Consider what happened in two weeks. A supply chain attack on LiteLLM compromised 500,000 devices through a poisoned security scanner in CI/CD. Memory Control Flow Attacks showed that an agent's own stored knowledge can be weaponized against it. NIST proved that hijacking attacks transfer across model families. n8n RCE vulnerabilities opened paths from AI workflow tools to full server takeover. A 4B parameter model matched frontier offensive capability at 1/100th the cost.

None of these are individual, patchable bugs. They are consequences of how agent ecosystems are structured. Agents depend on shared infrastructure (LiteLLM, MCP, workflow platforms).

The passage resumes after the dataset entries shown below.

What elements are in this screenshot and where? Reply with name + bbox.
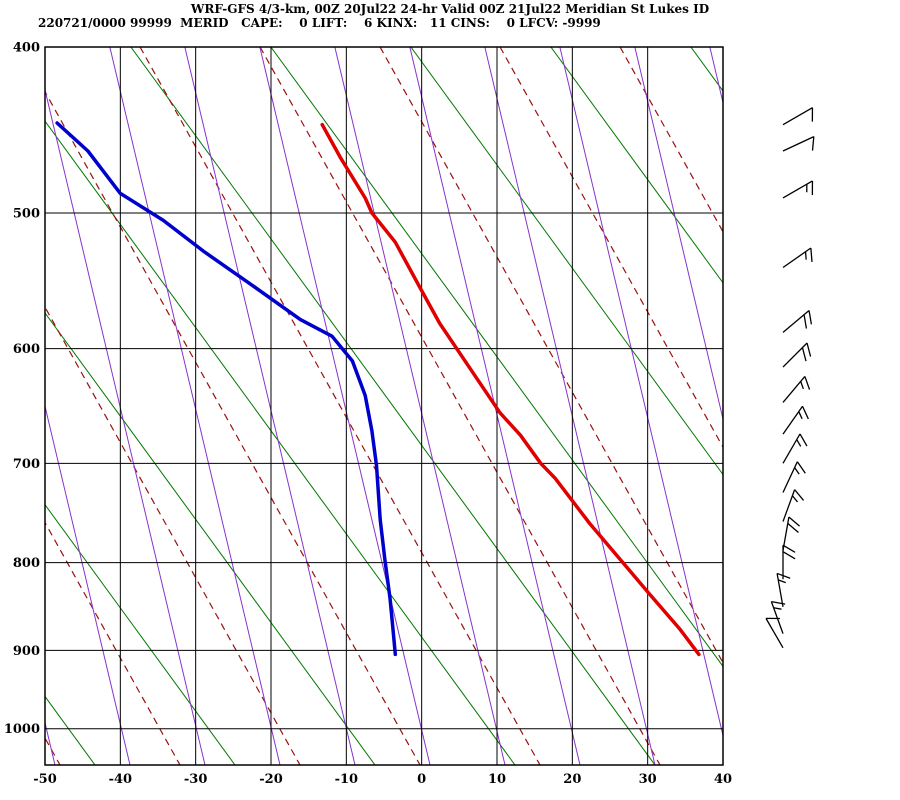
pressure-tick-label: 900 (13, 644, 40, 659)
wind-barb (782, 433, 808, 464)
moist-adiabat-line (619, 47, 723, 234)
moist-adiabat-line (499, 47, 723, 449)
wind-barb-column (765, 107, 815, 649)
pressure-tick-label: 500 (13, 207, 40, 222)
wind-barb (782, 461, 806, 493)
mixing-ratio-line (184, 47, 356, 765)
moist-adiabat-line (45, 521, 181, 765)
mixing-ratio-line (109, 47, 281, 765)
mixing-ratio-line (559, 47, 723, 738)
temperature-tick-label: 40 (714, 772, 732, 787)
wind-barb (776, 572, 791, 608)
wind-barb (782, 107, 814, 126)
temperature-tick-label: -50 (33, 772, 57, 787)
wind-barb (782, 310, 813, 333)
dry-adiabat-line (410, 47, 723, 476)
dry-adiabat-line (45, 312, 376, 765)
temperature-tick-label: 30 (639, 772, 657, 787)
mixing-ratio-line (709, 47, 723, 105)
moist-adiabat-line (45, 90, 421, 765)
profiles (55, 121, 701, 657)
temperature-curve (320, 122, 701, 657)
temperature-tick-label: 0 (417, 772, 426, 787)
wind-barb (782, 375, 811, 403)
stats-line: 220721/0000 99999 MERID CAPE: 0 LIFT: 6 … (38, 16, 601, 30)
temperature-tick-label: -30 (184, 772, 208, 787)
temperature-tick-label: -40 (109, 772, 133, 787)
moist-adiabat-line (259, 47, 661, 765)
moist-adiabat-line (379, 47, 723, 664)
mixing-ratio-line (45, 404, 131, 765)
axis-labels: 400 500 600 700 800 900 1000 -50 -40 -30 -20 -10 0 10… (4, 41, 732, 788)
dry-adiabat-line (690, 47, 723, 92)
dry-adiabat-line (45, 503, 236, 765)
grid (44, 46, 724, 766)
moist-adiabat-line (139, 47, 541, 765)
plot-border (44, 46, 724, 766)
dewpoint-curve (55, 121, 398, 657)
wind-barb (782, 489, 805, 522)
temperature-tick-label: 20 (563, 772, 581, 787)
wind-barb (782, 516, 800, 551)
dry-adiabat-line (550, 47, 723, 284)
moist-adiabat-line (740, 47, 900, 765)
wind-barb (770, 601, 786, 634)
temperature-tick-label: -10 (335, 772, 359, 787)
moist-adiabat-line (45, 305, 301, 765)
temperature-tick-label: -20 (259, 772, 283, 787)
mixing-ratio-line (484, 47, 656, 765)
mixing-ratio-line (634, 47, 723, 422)
background-lines (45, 47, 900, 765)
wind-barb (782, 342, 812, 368)
wind-barb (765, 617, 784, 649)
wind-barb (782, 136, 815, 152)
pressure-tick-label: 700 (13, 457, 40, 472)
pressure-tick-label: 800 (13, 556, 40, 571)
dry-adiabat-line (130, 47, 656, 765)
chart-title: WRF-GFS 4/3-km, 00Z 20Jul22 24-hr Valid … (190, 2, 710, 16)
dry-adiabat-line (270, 47, 723, 668)
pressure-tick-label: 400 (13, 41, 40, 56)
wind-barb (782, 405, 809, 435)
wind-barb (782, 247, 813, 269)
pressure-tick-label: 600 (13, 342, 40, 357)
mixing-ratio-line (259, 47, 431, 765)
mixing-ratio-line (334, 47, 506, 765)
pressure-tick-label: 1000 (4, 722, 40, 737)
temperature-tick-label: 10 (488, 772, 506, 787)
dry-adiabat-line (45, 120, 516, 765)
wind-barb (782, 544, 796, 580)
wind-barb (782, 180, 814, 199)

Agents trust their own memory. Agents inherit the attack surfaces of every tool they connect to. Attacks that work against one model work against many.

Microsoft's response -- 700+ controls, Zero Trust applied to agents, "assume breach" as a first principle -- is the right philosophical direction. But controls and frameworks are static. The attack surface is not. NIST's competition demonstrated that the attack landscape is adversarial and adaptive: the hardest targets produce the most transferable attacks.

The uncomfortable truth from RSAC is that the security industry knows what is coming and is not confident it can keep up. Mandia's "respond at machine speed" is not a slogan. It is a requirement. When AI agents can evade EDR in under an hour and exploit discovery is exponential, the response system must be autonomous too.

That is the gap we are focused on: not another framework or control catalog, but systems that actively probe agent ecosystems for the class of structural vulnerabilities this period revealed, reason about what they find, and harden defenses before the next TeamPCP or MemFlow-style attack lands. The window between "attack discovered in research" and "attack deployed in the wild" is compressing. The defense must compress faster.